Peoples believed that fabrication rewards grew the fastest because of the increasing volume of exports in China. Actually, these rewards grew even below the national norm, although manufactured merchandises counted for more than 90 per centum of China ‘s export.

Figure 5: Annual rewards by sector in 1000 Yuan ( Beginning: China Statistical Yearbook )

Wagess compared with other states in Asia

Figure 6 shows the fabrication rewards of different Asiatic states from 1979 to 2007. The rewards of China are comparable with the Philippines and Thailand, plausible is that the rewards of Malaysia are much higher than the other states listed.

Figure 6: Annual Manufacturing rewards between several Asiatic states in USD

Beginning: International Labour Organization

Has China the labor cost advantage?

Wagess have been developed. However, there are differences between skilled and unskilled labor. The rewards for skilled labor increased quickly the past decennary. ( see page 10 ) Wagess for unskilled labor still remains rather low compared to the skilled intensive sectors.
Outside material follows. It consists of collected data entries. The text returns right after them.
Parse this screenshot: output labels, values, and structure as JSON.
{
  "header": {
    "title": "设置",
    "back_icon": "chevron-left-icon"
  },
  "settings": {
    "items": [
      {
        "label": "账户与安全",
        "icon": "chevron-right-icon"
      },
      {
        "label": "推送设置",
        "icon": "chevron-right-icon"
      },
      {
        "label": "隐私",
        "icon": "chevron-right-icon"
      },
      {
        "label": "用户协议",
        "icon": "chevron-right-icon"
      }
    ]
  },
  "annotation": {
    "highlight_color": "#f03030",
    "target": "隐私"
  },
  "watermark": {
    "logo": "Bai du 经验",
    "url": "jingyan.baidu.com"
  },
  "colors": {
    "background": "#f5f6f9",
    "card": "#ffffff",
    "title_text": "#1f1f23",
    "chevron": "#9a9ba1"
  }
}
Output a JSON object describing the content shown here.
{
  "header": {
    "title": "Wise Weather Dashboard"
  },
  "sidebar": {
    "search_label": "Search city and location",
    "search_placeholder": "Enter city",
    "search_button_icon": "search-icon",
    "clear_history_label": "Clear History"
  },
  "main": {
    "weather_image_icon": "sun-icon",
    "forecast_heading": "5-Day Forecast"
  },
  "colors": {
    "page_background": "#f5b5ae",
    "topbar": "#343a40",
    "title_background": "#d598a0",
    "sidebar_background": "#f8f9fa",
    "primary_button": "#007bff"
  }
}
Reasons for the pay growing of unskilled workers are the GDP growing of more than 10 per centum per twelvemonth, and the export growing of about 30 per centum per twelvemonth since China became portion of the WTO in 2001. In contrast to this, employment in fabrication has increased with 3 per centum in recent old ages.

Compared to other developing states in Asia, China still have the lowest rewards on norm. However, rewards in China have developed quickly since the late ninetiess.

Another factor is the big supply of calibrated pupils over the past several old ages. Due to an increasing demand in skilled labor, the Chinese authorities expanded the registration of pupils in the late ninetiess. In 1998, the entire figure of admitted pupils was around 1.08 million, a figure that increased to 2.68 million in 2001. This could forestall a rapid addition of the rewards in the hereafter.